それは訓練しても中々直せるものではなく、僕は必ずその癖が出てしまう。
僕の場合、尻の穴を掻くことだった。

思春期、親父が苦手だった。
将来、進学、勉強、友達…プライベートに踏み込んできつつ僕との距離をはかりあぐねているその滑稽さが恥ずかしくて、会話を常に避けていた。

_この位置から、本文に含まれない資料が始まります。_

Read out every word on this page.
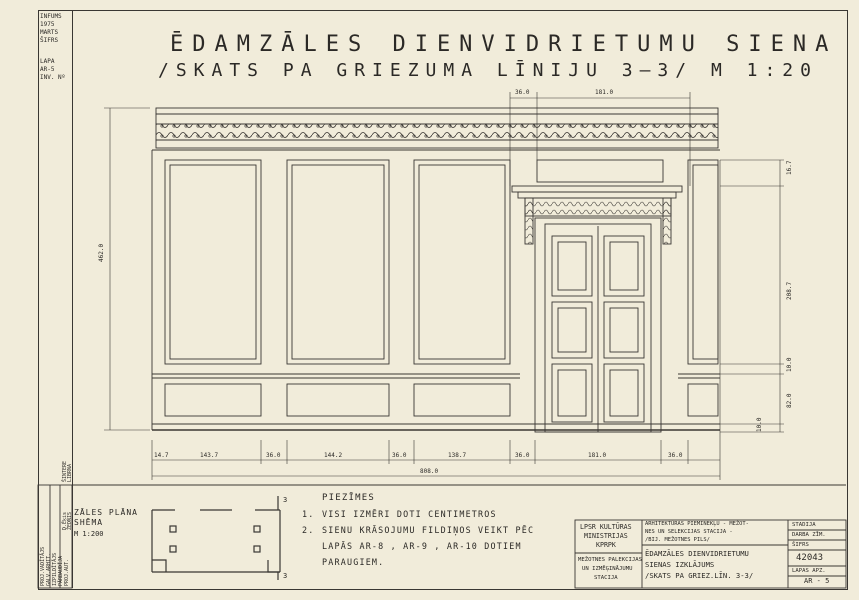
INFUMS
1975
MARTS
ŠIFRS
LAPA
AR-5
INV. Nº
ĒDAMZĀLES DIENVIDRIETUMU SIENA
/SKATS PA GRIEZUMA LĪNIJU 3—3/ M 1:20
36.0	181.0
462.0
16.7
208.7
10.0
82.0
10.0
14.7	143.7	36.0	144.2	36.0	138.7	36.0	181.0	36.0
808.0
ZĀLES PLĀNA SHĒMA
M 1:200
3
3
PIEZĪMES
1. VISI IZMĒRI DOTI CENTIMETROS
2. SIENU KRĀSOJUMU FILDIŅOS VEIKT PĒC
LAPĀS AR-8 , AR-9 , AR-10 DOTIEM
PARAUGIEM.
LPSR KULTŪRAS
MINISTRIJAS
KPRPK
MEŽOTNES PALEKCIJAS
UN IZMĒĢINĀJUMU
STACIJA
ARHITEKTŪRAS PIEMINEKĻU - MEŽOT-
NES UN SELEKCIJAS STACIJA -
/BIJ. MEŽOTNES PILS/
ĒDAMZĀLES DIENVIDRIETUMU
SIENAS IZKLĀJUMS
/SKATS PA GRIEZ.LĪN. 3-3/
STADIJA
DARBA ZĪM.
ŠIFRS
42043
LAPAS APZ.
AR - 5
PROJ.VADĪTĀJS GALV.ARHIT. IZPILDĪTĀJS PĀRBAUDĪJA PROJ.AUT.
D.Ēķis ŽEDŅIS
ŠINTERE LIBRNA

その親父は僕が洗面台でよく鏡を見るようになった頃に、前歯に差し歯をつけはじめていた。
親父は寝る前に差し歯を外し、洗面台に置いてある差し歯入れの容器の中に洗剤を入れ、その中に漬け込んでいた。
僕の歯磨き粉と歯ブラシの下の段にそれはあった。
気持ち悪かった。見たくもないものだった。
余計に親父が嫌いになった。

ある日陽気に髪の毛をブローしながらバスタオルを洗面台の近くのカゴに入れようとした時、バスタオルに引っかかって親父の差し歯が洗面台の排水溝の中に落ちていった。
排水溝の十字受けでは受けきれなかった。

気まずくなった。僕は知らないフリをした。
親父がその話をするたび、僕は肛門をいじくり、においを嗅いだ。
僕は親父との距離感を測ることが出来ないまま、あの時の癖で尻の穴を嗅ぎ、肛門のにおいをいつまでも嗅ぎ続けた。
僕は親父との距離感を測ることが出来ないまま、男が好きになった。
付き合った人の肛門のにおいをいつまでも嗅ぎ続けた。